Summary: Knowing when, how and how long to wait on God is often a difficult thing. Working for God makes the waiting go faster.
Psalm 130 / Waiting
Intro: A farmer once took a trucking company to court seeking reimbursement for damages suffered when his vehicle was hit by an 18-wheeler injuring himself and his mule, Bessie. Under cross-examination the lawyer for the defense said, “Did you or did you not tell the highway patrolman at the scene of the accident that you were fine?” --- “Well, yes; but . . .” --- The judge ordered the farmer to finish his statement. --- “The patrolman came on the scene and he could hear Bessie moaning and groaning so he went over to her, looked at her, took our his gun and shot Bessie right between the eyes. He then came across the road with his gun in his hand, looked at me and said, “Your mule was in such bad shape I hat to shoot her. How are you feeling?” “It was then that I said, “I’m fine!”
I. Many times we are asked how we are doing and our answer is “I’m fine!” When in reality we are not fine. The author of Psalm 130 was willing to admit that things were not fine.
A. “Out of the depths I cry to you, O Lord; O Lord, hear my voice.” The instinct of most Christians is to pray when life gets hard.

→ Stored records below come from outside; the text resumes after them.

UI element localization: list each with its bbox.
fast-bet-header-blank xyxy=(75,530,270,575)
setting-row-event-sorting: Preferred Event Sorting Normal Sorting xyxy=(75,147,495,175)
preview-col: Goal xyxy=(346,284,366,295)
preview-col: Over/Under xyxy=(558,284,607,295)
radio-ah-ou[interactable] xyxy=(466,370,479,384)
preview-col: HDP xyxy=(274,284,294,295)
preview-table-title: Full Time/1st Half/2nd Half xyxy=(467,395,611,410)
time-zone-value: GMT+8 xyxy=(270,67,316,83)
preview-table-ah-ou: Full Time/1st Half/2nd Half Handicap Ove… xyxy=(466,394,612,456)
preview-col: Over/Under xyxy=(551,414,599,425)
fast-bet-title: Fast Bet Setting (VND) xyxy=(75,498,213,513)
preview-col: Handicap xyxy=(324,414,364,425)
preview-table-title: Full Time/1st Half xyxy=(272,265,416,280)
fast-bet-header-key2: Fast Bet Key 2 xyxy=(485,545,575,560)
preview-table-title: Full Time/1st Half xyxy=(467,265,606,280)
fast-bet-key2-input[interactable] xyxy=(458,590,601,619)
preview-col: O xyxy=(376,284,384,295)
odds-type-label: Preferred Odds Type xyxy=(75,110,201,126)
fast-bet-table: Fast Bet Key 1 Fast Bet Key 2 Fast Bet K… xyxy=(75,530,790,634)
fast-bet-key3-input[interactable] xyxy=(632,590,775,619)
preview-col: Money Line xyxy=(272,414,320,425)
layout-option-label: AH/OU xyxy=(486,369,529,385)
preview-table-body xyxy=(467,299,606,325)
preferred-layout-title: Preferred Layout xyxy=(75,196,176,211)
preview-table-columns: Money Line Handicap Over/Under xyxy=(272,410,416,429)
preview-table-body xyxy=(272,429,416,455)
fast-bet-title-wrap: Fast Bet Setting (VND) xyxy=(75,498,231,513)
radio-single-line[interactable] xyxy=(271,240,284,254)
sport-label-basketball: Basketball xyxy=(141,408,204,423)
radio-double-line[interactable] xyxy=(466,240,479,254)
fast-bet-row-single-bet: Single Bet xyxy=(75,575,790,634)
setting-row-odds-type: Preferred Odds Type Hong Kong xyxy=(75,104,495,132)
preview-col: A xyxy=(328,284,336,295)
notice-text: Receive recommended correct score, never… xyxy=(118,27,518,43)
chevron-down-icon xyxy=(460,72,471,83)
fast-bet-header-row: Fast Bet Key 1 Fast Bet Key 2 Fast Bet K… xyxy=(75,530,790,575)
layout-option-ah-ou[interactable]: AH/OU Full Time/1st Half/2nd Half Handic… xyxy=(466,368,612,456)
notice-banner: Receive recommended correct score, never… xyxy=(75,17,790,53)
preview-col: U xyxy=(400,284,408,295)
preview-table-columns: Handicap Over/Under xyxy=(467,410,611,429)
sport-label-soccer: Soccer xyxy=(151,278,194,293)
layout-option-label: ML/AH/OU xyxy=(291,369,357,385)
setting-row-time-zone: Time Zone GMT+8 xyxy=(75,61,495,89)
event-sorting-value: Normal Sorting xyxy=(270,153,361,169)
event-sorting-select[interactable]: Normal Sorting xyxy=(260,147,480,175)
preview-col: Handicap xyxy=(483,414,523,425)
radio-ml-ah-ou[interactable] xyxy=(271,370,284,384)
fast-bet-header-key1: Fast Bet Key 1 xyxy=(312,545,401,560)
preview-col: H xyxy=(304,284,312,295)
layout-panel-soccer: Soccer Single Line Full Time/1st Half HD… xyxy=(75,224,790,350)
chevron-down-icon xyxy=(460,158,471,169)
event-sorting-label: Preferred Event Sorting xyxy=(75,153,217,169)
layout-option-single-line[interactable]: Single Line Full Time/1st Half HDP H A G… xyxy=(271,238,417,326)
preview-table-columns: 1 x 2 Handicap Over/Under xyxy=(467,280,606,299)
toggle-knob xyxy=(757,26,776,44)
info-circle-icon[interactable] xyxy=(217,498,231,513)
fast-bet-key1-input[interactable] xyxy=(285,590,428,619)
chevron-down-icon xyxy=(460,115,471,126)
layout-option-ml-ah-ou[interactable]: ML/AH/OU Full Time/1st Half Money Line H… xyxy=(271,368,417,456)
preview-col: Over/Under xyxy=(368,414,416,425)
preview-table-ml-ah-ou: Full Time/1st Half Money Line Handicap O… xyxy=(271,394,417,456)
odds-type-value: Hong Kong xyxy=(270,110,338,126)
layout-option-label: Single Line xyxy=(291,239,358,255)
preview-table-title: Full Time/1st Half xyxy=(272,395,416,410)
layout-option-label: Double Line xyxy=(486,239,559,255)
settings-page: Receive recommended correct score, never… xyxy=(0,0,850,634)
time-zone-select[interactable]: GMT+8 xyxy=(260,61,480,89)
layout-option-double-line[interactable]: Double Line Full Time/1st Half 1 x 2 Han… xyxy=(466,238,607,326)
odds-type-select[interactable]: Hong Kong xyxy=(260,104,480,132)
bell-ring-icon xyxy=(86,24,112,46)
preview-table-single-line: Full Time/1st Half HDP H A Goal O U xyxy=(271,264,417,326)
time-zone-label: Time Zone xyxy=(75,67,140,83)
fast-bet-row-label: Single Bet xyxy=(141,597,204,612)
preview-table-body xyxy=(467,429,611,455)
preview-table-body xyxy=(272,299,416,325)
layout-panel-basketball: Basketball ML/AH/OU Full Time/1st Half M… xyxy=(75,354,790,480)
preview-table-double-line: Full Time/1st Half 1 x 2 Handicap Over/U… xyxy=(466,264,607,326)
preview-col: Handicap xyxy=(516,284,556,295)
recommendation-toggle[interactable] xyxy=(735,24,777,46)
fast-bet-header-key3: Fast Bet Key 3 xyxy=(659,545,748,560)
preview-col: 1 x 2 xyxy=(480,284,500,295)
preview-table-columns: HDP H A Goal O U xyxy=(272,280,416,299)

B. DEPTHS in Hebrew refers to the depths of the sea, the watery chaos of life. (DE PROFUNDIS / Ma’amaqqim) the chaotic forces that confront human life with destruction, devastation, and death and are regularly symbolized by water.
C. On September 25, 2005 our lives and the lives of thousands of others would be changed forever. Hurricane Rita rolled across the little town where we lived. We heard reports that there was a 10-foot serge of water that swept across our little city. Our house was located 13 feet above sea level which meant we might have as much as 7 feet of water in our house. Nearly 4 weeks later we were allowed back home not knowing what, if anything, we would find. The waiting and not knowing were the worst! Anyone is similar circumstances can relate well with this Psalm and its writer.
II. Just as the Psalmist declares the commonality of his predicament, so we could identify with others. Vss. 5 “I wait for the Lord, my soul waits, and in his word I put my hope.”
A. In the midst of trouble whether self-imposed or inflicted by others, the faithful wait.
B. In the Psalms, the Hebrew verbs for “to wait” and “to hope” are rough synonyms. They are used to speak of trust as an activity that must and does reckon with time, a stance of enduring the present in anticipation for the future. The faithful life inevitably involves waiting upon the Lord and hoping in God’s word because God’s power is made perfect in weakness.
C. We are caught between the “now and the not yet.” We are to be rooted in God’s word so that confidence in his promises will sustain us for the pilgrimage of life.
III. VSS. 6 “My soul waits for the Lord more than watchmen wait for the morning . . .” God has not, and will not fail us!
A. When I was in college, I worked for a steel-producing company. I hated working from midnight until 8 am. I knew each night as I went to work that the daylight would surely come and many times that was the only thing that got me through the night. My desk was situated so that I could see the first rays of sunlight as they began to break into the darkness of night. It was then that I knew I had survived another night and would soon be going home for some rest.